With the dream of making all of our science-fiction fantasies come true, brands are pouring money into the technology like never before. According to research from venture capital database, CB Insights, the amount of investor dollars pouring toward virtual and augmented reality (VR/AR) has increased about 7.5 times in the last year. In fact, investment in those technologies reached $1 billion in the first quarter of 2016, eMarketer reports, compared to $144 million in the same quarter of 2015.

Separate research from the UBM Game Network found that 20 percent of gaming professionals were working on AR apps last year, up from 7 percent in 2014. Mind you, those figures reflect a time before our benevolent Nintendo overlords conquered the world with Pokémon GOIt’s kinda hard to hear over the sound of investors writing checks and programmers furiously typing at the moment.

We all know that virtual and augmented realities are all the rage, but how do consumers feel about it? According to a new study by Greenlight VR, 71 percent of those surveyed views a brand that sponsors VR as forward-thinking and modern, while 52 percent would like to be associated with that brand. Additionally, 53 percent say they are more likely to purchase from a brand that sponsors a VR experience, such as a concert, or eSports broadcast.


“We’re seeing specific VR activities have unique emotional footprints, offering fascinating insights for those who are considering their VR strategies,” Steve Marshall, senior vice president of research and consulting for Greenlight VR, said in a statement. “For example, among our sample, watching a live broadcast event in virtual reality generates significantly higher ratings of positive emotions such as ‘happy’ and ‘energetic’ when compared with playing a VR video game.”

Even those who have never experienced VR for themselves had good things to say about the technology after watching informational videos—91 percent reported positive feelings about it. Among those who haven’t tried VR before, 65 percent were interested, 32 percent were surprised at what it could do, 25 percent felt “happy” and 58 percent reported being “amazed.”
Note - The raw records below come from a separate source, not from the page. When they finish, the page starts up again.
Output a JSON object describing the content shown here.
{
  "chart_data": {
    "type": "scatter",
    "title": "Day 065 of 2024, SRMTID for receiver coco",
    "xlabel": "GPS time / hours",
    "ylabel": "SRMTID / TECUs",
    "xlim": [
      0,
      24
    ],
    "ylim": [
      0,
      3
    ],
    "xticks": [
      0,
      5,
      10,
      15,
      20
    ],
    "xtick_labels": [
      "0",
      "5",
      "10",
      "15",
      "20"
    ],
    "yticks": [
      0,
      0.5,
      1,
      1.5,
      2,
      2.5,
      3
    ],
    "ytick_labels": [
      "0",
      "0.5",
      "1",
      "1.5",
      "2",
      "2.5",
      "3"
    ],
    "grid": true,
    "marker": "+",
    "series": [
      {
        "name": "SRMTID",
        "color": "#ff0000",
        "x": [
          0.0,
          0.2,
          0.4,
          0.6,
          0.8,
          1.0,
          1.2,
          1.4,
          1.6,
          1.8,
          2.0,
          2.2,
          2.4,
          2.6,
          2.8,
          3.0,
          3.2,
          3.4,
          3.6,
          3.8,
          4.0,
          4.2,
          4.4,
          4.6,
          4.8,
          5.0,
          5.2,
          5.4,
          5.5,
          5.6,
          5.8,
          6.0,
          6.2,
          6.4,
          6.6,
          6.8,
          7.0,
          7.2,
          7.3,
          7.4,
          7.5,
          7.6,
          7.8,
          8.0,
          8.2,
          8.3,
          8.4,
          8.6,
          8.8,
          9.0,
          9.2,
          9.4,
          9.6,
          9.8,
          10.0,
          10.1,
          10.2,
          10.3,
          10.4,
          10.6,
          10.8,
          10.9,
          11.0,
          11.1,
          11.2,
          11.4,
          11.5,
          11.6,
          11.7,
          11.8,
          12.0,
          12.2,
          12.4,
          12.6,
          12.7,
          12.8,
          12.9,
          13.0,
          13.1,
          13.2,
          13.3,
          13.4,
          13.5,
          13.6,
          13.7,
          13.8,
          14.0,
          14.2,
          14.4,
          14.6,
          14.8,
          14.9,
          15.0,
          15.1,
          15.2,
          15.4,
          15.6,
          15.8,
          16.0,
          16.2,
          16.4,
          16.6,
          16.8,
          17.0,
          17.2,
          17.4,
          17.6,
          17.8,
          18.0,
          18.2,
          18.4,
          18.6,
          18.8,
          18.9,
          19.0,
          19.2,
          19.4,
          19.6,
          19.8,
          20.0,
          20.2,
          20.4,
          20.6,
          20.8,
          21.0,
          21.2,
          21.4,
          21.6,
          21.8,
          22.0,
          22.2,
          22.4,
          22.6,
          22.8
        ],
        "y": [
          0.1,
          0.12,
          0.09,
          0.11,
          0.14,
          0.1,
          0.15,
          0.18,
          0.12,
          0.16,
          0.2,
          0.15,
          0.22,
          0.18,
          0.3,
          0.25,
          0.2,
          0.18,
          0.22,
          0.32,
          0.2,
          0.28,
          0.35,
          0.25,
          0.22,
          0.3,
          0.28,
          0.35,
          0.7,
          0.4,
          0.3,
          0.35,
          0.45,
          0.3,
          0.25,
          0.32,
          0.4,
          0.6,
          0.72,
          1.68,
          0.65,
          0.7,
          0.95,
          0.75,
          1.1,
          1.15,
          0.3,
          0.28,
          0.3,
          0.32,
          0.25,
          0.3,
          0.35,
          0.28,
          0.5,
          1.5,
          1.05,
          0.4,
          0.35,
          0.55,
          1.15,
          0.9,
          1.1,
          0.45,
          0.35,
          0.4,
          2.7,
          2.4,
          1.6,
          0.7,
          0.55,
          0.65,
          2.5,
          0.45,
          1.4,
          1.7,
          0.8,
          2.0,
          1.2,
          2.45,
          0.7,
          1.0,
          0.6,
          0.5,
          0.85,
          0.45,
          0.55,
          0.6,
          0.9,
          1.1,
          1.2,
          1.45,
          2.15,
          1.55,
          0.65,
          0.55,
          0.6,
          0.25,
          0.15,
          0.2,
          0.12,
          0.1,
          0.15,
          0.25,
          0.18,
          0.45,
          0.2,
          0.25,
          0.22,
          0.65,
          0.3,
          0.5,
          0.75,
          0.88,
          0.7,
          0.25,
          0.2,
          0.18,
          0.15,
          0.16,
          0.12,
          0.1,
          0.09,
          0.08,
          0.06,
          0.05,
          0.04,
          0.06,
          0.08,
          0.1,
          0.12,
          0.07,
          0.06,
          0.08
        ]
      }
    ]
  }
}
Not everyone is excited about the sudden interest, however. Veteran investor Mitch Lasky admitted that his “intense emotional experience” while using the current high-end headsets did not convince him that VR was a smart investment within the next few years. Considering the fact that Lasky can count Riot Games and Snapchat among his own smart investments, it’s a perspective worth considering.

Speaking at Casual Connect USA on Tuesday, Lasky expressed concern with the sudden sense of urgency for brands to jump onboard the VR hype-mobile. “When I look at it more structurally, I’d say something that may sound a little strange: perhaps the Facebook acquisition of Oculus wasn’t the greatest thing for the development of VR in the long run. It set such a high watermark, and it rung the bell so loudly for the industry, that it sort of forced the hand.”

As brands jump in the deep end to keep up with trends, they run the risk of creating a so-so or broken product that audiences will not appreciate. For Lansky, his biggest concern is whether or not the technology is truly ready.

“I’ve seen 25 or 30 excellent demos,” he explained. “I haven’t seen a lot I would consider finished products, or even things that suggest finished products. And if it’s anything like mobile games, I started a mobile games business in 2000. It wasn’t until 2008 or 2009 that they really became viable as big businesses. It was not just the launch of the iPhone, but the launch of the App Store, and even the launch of in-app purchases, that were necessary to get mobile games catalyzed in a way that made it meaningful as a business. VR may take a while.”